KINKY. And interestingly so – especially since we only get Scarpia’s point of view on the situation. After this S/M tableau Tosca recoils from the advances of the baron, much to his dismay, and thus it is never clear what Tosca’s motives were. Does she truly share Scarpia’s perverted tendencies? Or was she simply executing her part as the talented stage performer, skilfully adapting her performance to the wants of her spectator, for the purpose of making him more prone towards saving her lover, Mario?

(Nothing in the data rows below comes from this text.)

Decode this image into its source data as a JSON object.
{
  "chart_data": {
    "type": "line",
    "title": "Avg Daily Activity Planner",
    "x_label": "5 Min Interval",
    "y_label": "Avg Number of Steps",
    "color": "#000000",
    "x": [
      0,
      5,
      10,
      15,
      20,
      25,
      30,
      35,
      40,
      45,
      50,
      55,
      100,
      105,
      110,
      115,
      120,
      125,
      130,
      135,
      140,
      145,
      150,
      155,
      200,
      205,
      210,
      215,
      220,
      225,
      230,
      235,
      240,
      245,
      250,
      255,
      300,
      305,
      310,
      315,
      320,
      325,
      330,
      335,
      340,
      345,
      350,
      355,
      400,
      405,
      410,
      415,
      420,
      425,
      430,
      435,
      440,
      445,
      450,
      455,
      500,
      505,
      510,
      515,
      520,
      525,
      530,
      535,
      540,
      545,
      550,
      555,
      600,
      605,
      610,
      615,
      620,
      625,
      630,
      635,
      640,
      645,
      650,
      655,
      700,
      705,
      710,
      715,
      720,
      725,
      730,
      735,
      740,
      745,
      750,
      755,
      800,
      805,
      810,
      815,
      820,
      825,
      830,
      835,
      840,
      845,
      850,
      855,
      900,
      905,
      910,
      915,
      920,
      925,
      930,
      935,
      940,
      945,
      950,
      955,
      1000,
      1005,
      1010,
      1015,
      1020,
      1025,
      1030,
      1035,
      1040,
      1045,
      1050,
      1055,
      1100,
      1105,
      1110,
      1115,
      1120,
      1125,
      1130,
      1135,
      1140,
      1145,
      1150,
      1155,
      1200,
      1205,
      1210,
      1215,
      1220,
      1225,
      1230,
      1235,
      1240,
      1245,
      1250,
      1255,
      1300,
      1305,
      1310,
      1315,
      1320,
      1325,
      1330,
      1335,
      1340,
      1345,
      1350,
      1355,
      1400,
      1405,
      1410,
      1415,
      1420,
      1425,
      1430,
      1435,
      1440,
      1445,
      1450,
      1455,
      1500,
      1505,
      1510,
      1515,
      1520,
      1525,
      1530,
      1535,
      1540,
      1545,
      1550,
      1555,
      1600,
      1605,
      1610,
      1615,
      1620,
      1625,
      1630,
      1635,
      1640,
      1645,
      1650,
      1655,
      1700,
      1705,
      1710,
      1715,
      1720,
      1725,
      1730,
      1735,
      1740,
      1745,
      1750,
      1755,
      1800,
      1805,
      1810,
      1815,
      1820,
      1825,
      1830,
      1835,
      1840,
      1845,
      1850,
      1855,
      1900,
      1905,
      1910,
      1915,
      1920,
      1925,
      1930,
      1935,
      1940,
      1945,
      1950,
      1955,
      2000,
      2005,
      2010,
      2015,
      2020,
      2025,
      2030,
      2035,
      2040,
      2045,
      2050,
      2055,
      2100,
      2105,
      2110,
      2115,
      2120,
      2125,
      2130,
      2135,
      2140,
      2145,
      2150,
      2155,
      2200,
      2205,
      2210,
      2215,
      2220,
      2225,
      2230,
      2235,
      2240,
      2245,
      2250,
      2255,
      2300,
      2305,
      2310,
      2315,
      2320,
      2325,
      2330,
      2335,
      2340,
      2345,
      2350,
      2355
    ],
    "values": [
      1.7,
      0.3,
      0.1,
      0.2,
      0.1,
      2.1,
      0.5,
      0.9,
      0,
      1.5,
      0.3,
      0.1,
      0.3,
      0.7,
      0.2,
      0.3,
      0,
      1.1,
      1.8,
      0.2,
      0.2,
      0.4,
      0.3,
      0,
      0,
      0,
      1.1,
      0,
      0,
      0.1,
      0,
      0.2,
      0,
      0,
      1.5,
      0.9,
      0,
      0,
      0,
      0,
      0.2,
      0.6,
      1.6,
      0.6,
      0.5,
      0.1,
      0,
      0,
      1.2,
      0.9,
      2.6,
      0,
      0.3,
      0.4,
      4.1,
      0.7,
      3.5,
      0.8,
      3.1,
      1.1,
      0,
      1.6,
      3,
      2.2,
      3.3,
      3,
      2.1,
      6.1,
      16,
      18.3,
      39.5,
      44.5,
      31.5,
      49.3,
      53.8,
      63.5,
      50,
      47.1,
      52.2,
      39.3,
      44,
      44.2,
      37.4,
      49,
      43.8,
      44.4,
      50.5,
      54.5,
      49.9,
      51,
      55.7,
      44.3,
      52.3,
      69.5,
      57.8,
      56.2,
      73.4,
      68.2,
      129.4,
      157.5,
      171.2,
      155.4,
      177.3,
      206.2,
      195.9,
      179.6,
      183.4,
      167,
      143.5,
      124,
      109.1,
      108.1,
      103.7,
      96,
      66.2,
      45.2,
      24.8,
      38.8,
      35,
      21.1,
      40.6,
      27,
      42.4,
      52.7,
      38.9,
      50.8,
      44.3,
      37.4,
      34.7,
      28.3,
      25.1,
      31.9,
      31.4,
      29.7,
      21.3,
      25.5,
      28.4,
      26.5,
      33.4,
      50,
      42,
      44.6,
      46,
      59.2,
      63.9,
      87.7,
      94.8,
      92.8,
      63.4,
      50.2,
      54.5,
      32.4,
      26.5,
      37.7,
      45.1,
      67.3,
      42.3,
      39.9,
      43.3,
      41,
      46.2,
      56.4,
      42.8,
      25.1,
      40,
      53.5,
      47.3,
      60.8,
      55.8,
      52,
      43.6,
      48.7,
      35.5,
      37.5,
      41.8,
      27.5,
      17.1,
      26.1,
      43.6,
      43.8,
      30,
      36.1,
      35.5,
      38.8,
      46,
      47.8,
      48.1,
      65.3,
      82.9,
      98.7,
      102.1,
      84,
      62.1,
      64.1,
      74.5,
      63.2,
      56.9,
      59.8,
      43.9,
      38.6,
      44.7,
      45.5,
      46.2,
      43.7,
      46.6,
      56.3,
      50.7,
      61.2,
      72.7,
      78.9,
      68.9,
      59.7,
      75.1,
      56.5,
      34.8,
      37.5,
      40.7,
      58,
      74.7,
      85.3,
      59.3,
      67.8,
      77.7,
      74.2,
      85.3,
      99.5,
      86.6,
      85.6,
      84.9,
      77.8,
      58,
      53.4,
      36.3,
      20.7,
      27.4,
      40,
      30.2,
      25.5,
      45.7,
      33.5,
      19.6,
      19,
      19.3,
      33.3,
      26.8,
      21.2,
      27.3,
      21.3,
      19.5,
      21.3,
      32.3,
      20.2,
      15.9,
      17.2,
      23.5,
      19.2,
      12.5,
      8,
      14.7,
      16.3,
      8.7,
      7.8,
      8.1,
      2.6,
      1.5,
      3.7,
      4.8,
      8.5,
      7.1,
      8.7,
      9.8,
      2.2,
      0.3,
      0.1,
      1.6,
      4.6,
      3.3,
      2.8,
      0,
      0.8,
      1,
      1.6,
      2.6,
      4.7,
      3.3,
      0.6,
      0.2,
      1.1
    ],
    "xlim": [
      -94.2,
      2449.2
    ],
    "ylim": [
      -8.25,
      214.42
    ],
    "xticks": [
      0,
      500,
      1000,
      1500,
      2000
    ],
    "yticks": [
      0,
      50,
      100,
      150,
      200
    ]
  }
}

Floria Tosca as fanfiction
In the end, however, I don’t really I buy this interpretation of Tosca. I find it hard to view it as anything other than an interpretation of the opera – or indeed as a fanfiction based on it – since I can’t imagine that anyone would even come across this novel if they weren’t already fans of Tosca. The problem I have with the story is that it fleshes out the characters of the opera too much. The phenomenology and the emphasis of the S/M aspects of the story take away from what I’ve always enjoyed most about the opera – the political and historical context of it. I’m not saying that Puccini’s Tosca doesn’t have any kink in it – it does. But to me, Scarpia, Tosca, and Mario Cavaradossi represent movements within a social struggle rather than actual human beings (I’ve discussed this briefly in a previous blog post). Mario represents the rebellious movement that is slowly gaining footing in society. Thus he is also starting to overtake the sympathies and the interests of the population – represented by Tosca who is essentially apolitical, but who strives to be happy and fulfil herself (living for “art and love”) and will support whichever party gives her the opportunity to do so. This has hitherto been the established power, represented by Scarpia, and Tosca still belongs to this party in as much as she performs at their official celebrations etc., but as this party begins to feel her slip away, he resorts to the use of violence. I realize that such an analysis of Tosca conflicts with the fact that Puccini, unlike Verdi, was mostly an a-political composer who was probably more interested in the sentiments of his characters than the political situation of central Europe in June 1800. But I do think there’s enough in his music to support my political analysis of the opera: In each of the three acts Puccini has made sure to compose music that points towards a situation much grander and graver than the love triangle between three characters: In the first act we have the choir of the devout congregation of the Sant’ Andrea, in the second act we get the cantata of the victory celebration, and in the third act there’s the song of the young Roman shepherd outside Sant’Angelo.
I need this in order to really enjoy the story of Tosca – I need the music coming in from outside, the music of history and society, if I’m not to disregard the story as a piquant, but ultimately un-interesting and slightly trashy love story. Capriolo’s story is very wellwritten and an interesting take on a canonized opera story, but its story of a random man’s sadist tendencies in 19th century Rome doesn’t provide me with this extra, essential layer.